Dwain Lambrigger said:


> Thanks,
> 
> I've never heard of a Tappet wrench. As far as trying them out, 3/4 is as big as I get. That is the issue. Hoping someone may have the router and the wrenches.
> 
> Thanks!


Tappet wrenches are very thin wrenches. Like these: Tappet wrenches You could also try cruising flea markets and pawn shops to find a thin wrench that will work.


----------



## Cherryville Chuck (Sep 28, 2010)

There is nothing special about the wrenches that are supplied with a router other than they can be made very simply and cheaply by stamping them out. If you aren't sure what size the collet nut is then take it off and take to an auto parts store and ask them for a wrench to fit it.


----------



## LAbrams007 (Feb 24, 2017)

Ii have a Craftsman 315.17480 router. There is a thin nut which is slightly larger that 3/4 and there is a jam nut which is 3/4". Mine also has a locking mechanism that allows you to use just one wrench.


----------



## Knothead47 (Feb 10, 2010)

www.ereplacementparts.com


----------



## Mycrossover (Dec 29, 2017)

315 xxx indicates that it was made by Ryobi. My guess is that the nuts are metric. For some reason metric tappet wrenches are a very rare beast. But if he needs 19 mm, 3/4" is virtually the same thing, within a few thou' and always fits. Other possibilities are bicycle wrenches and the thin wrenches from Grip and V8.


Stick486 said:


> tappet wrenches...


Sent from my SM-G900V using Tapatalk


----------



## Cherryville Chuck (Sep 28, 2010)

You could even take a regular 3/4 or 19mm and just grind it thin enough.
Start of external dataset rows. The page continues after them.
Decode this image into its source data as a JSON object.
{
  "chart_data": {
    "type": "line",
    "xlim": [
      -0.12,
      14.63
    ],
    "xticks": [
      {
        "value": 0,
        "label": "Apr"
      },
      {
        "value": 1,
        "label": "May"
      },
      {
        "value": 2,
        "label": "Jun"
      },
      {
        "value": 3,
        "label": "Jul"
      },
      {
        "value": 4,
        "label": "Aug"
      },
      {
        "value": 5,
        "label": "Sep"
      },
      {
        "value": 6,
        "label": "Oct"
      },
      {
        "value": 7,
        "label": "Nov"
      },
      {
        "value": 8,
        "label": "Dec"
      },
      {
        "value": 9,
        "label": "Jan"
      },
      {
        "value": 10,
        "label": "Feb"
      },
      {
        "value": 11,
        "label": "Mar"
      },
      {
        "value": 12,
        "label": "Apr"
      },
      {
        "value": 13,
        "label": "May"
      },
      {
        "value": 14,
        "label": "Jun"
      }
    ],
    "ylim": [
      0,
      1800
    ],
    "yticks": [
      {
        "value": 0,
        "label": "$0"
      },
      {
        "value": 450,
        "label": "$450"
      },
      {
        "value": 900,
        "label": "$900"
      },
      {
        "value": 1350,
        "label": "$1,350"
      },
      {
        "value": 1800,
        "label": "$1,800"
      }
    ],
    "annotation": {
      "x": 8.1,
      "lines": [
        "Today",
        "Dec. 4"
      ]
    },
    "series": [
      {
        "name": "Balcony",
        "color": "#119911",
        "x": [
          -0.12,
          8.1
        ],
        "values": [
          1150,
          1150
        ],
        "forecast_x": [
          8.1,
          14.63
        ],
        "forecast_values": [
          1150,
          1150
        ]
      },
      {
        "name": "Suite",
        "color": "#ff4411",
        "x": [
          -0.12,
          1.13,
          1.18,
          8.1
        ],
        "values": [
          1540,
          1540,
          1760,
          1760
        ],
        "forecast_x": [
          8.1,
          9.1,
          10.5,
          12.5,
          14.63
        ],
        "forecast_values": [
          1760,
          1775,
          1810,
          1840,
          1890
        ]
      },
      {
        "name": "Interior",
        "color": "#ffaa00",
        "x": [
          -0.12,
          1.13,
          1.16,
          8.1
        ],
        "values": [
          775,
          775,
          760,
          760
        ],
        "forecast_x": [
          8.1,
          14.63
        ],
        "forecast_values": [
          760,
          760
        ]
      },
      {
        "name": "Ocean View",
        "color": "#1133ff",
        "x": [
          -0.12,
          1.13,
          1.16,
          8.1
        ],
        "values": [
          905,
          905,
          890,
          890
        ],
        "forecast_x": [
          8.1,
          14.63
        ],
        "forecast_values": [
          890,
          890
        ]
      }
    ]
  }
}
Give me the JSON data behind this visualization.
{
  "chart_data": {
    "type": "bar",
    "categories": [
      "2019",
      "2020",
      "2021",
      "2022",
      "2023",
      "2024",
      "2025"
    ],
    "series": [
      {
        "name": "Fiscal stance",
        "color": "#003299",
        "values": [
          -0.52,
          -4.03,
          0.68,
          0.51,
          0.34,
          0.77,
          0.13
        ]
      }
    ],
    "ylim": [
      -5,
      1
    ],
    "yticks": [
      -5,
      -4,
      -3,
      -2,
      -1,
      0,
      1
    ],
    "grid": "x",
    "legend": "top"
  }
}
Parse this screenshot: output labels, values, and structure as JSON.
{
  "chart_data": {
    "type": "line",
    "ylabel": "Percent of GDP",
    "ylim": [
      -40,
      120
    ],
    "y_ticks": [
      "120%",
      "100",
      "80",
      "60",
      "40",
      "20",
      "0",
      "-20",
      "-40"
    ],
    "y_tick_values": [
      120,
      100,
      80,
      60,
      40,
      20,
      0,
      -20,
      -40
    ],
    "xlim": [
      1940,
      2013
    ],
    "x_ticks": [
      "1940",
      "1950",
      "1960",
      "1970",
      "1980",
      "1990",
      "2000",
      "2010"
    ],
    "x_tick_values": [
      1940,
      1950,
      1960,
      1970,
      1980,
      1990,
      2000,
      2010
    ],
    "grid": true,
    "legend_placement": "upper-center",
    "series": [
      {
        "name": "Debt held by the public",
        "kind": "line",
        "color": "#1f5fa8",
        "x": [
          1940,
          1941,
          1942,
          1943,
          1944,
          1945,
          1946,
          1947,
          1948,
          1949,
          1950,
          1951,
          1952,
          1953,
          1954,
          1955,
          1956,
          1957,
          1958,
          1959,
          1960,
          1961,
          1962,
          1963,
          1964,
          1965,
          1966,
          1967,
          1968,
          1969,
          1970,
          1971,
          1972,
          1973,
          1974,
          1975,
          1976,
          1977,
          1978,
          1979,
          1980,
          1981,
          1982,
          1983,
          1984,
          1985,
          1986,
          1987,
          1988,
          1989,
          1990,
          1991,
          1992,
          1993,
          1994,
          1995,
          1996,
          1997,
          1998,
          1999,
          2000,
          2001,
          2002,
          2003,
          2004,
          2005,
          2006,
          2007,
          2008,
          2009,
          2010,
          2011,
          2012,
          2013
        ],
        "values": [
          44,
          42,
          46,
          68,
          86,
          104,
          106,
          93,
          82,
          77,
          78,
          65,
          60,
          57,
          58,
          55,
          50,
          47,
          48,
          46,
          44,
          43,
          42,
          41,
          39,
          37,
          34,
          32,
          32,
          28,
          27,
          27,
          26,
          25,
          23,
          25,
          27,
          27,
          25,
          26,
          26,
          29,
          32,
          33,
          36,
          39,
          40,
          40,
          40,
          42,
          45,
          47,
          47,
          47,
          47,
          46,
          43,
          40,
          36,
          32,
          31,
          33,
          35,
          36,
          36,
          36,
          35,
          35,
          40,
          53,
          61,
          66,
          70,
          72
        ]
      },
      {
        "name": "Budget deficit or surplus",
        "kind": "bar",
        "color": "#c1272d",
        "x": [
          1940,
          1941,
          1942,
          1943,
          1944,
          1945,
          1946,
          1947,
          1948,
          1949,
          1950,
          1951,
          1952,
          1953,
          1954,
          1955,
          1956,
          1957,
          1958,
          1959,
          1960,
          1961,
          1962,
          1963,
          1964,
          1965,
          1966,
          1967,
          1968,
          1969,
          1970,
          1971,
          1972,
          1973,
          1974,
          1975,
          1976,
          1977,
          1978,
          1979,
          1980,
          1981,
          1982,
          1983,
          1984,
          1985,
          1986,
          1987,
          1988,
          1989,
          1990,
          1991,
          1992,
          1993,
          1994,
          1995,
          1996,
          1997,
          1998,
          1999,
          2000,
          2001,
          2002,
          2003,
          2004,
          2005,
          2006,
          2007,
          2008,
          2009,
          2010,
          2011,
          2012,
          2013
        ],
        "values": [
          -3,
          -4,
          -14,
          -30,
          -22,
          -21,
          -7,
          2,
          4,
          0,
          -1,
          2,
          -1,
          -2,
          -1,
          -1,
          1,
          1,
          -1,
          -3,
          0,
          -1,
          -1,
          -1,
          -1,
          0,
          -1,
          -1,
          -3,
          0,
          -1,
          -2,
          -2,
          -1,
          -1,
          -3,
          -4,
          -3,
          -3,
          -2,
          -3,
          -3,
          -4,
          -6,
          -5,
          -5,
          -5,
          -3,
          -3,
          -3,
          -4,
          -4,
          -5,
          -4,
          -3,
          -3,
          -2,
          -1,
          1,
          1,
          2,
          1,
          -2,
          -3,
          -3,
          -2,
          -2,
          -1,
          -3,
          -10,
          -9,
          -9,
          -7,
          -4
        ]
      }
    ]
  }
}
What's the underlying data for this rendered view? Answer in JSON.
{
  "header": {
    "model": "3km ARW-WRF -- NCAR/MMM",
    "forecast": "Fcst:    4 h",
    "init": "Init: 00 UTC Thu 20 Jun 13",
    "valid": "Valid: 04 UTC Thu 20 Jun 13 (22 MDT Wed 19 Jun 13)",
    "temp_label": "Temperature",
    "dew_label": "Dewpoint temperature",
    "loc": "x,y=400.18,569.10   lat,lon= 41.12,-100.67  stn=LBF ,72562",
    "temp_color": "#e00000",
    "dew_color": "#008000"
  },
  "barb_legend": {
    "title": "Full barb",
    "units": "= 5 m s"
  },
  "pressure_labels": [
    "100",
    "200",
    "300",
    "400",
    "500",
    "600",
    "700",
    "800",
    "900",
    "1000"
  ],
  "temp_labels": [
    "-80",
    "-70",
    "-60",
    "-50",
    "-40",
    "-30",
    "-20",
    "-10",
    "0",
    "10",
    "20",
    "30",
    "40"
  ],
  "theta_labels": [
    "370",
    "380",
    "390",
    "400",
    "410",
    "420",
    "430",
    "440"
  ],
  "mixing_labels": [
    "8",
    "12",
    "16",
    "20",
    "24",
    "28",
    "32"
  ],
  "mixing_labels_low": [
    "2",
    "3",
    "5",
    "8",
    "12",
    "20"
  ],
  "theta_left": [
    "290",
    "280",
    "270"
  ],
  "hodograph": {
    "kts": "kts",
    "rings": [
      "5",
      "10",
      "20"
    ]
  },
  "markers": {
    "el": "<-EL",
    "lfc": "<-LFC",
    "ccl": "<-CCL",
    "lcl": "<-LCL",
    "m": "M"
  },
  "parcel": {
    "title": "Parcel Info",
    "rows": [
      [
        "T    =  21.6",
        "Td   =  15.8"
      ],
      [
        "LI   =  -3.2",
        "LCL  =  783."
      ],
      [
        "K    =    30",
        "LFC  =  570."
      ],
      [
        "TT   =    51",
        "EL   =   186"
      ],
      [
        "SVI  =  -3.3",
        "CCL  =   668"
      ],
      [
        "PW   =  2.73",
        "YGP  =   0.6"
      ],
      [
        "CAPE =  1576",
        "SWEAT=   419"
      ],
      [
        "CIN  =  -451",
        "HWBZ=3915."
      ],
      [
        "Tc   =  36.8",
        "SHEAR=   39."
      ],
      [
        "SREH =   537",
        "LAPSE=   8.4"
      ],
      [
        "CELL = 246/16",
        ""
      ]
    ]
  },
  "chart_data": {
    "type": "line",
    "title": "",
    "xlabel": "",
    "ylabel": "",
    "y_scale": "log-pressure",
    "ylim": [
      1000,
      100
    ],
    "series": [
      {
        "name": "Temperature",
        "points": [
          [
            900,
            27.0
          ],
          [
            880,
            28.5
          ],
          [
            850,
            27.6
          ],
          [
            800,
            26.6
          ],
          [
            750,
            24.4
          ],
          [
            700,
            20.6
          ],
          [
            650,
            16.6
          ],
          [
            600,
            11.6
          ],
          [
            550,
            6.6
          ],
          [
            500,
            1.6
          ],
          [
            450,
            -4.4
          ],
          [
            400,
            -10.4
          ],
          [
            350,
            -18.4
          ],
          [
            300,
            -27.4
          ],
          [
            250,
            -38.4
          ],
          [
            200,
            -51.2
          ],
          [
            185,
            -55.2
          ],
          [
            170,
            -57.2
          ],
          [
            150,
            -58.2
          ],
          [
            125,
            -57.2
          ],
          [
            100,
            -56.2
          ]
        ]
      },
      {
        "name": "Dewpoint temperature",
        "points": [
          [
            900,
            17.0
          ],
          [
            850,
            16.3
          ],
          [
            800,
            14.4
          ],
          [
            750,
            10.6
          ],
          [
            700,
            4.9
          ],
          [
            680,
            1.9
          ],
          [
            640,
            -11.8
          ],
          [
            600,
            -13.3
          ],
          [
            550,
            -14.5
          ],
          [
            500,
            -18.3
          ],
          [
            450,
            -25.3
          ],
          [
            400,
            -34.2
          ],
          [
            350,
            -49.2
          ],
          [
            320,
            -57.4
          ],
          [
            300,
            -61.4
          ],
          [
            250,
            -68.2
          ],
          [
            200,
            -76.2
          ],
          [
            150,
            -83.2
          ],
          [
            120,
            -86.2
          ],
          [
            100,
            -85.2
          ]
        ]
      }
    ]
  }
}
Just keep quenching it in wTer to keep from overheating it. I used to own some logging equipment and I had my good wrenches and also a cheap set for bending into odd shapes and cutting the heads off and welding them back on at different angles etc.


----------



## friendly1too (Sep 25, 2004)

Went to a flea market and bought a wrench a little smaller than what I needed (measured the nut as best as I could). Filed the opening bigger by trial and error until it fit perfectly. Cost me $1 and a little elbow grease.


----------